姝瑛面色蒼淡,唇色也越來越紫。
「嗯,你說。」容臻不忍拒絕,眼神含憂地望著她。
「我想躺在王爺的懷裡。」姝瑛緩緩地牽起了嘴角,她一直夢想著此刻,能夠躺在他的懷中死去。
容臻將她攬在了懷中,展開了大袖,將她包裹,不讓一點寒風透進來。
姝瑛眼中慢慢漾起晶瑩的淚花,低聲道:「王爺,就這樣,抱緊姝瑛就好。」
容臻沒有回答,按照她的要求就這樣緊緊的抱著她,縱使心中再多的不舍,但這一天遲早也要來臨,不知過去了多久,姝瑛的體溫也在慢慢的下降,抱著她冰涼的屍體,容臻絕望地閉上了眼睛。
青杏拿來的一件斗篷披在顧筠汝的身上,對著她輕聲道:「小姐,回房裡休息去吧,今天晚上王爺應該不會出來了。」
「恩。」顧筠汝臨近姝瑛的門口,不由自主地停下步伐,裡面已經沒有了聲音,而蠟燭還是點燃著的。
姝瑛也總算是完成她的心愿,顧筠汝心情沉重地回到了房內,一晚上輾轉反側的睡不著,臨近天亮才暈暈的睡了過去。

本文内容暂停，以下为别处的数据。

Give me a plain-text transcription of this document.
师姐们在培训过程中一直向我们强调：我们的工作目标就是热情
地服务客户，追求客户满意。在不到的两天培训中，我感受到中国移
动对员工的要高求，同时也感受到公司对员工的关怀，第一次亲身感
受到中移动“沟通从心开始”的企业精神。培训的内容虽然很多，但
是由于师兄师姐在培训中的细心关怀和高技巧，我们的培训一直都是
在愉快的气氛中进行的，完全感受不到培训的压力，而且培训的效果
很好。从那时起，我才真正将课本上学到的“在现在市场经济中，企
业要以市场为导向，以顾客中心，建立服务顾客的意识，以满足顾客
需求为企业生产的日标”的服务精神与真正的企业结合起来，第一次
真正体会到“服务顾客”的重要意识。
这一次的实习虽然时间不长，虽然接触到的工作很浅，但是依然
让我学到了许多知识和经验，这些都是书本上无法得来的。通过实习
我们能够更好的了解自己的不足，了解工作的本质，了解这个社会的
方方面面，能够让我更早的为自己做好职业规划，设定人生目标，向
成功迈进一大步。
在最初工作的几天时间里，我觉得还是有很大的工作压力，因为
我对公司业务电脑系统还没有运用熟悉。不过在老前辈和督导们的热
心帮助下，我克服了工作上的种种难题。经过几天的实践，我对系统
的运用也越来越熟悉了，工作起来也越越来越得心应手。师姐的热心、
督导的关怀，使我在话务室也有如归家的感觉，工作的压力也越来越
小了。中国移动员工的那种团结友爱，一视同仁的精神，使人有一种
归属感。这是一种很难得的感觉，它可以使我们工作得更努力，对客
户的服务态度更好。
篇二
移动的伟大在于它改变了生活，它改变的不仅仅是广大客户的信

顧筠汝醒來的時候已經快到了中午,她隱約記得好像有人來叫過她,只不過太困了沒有醒來。
「青杏。」顧筠汝朝著門口喚了一聲,青杏端著水盆走進來道:「小姐,你終於醒了。姝瑛姑娘的屍體已經讓王爺帶人處理了。」
「哦。」顧筠汝心裡還是有些悶悶的,雖然一早就知道會是這樣的結局,但她還是有一種難以形容的複雜心緒。
「小姐別不高興了,今天咱們再去一趟花滿樓吧。」
「嗯。」顧筠汝和青杏收拾好,正準備出門。黃子俊突然擋在二人的身前,雙手抱胸,看著二人道:「大小姐,沒有王爺的允許,二位暫時不得出入驛站。」
「為什麼呀?前天我們不是還出去逛街了嗎?」顧筠汝最討厭被軟禁的感覺。
「最近時局動盪,王爺也是為了二位的安全考慮。」
看著黃子俊說的道貌岸然,顧筠汝忍不住翻了個白眼,氣呼呼的坐回床上,好不容易收拾打扮好,卻突然又來告訴她不能出門。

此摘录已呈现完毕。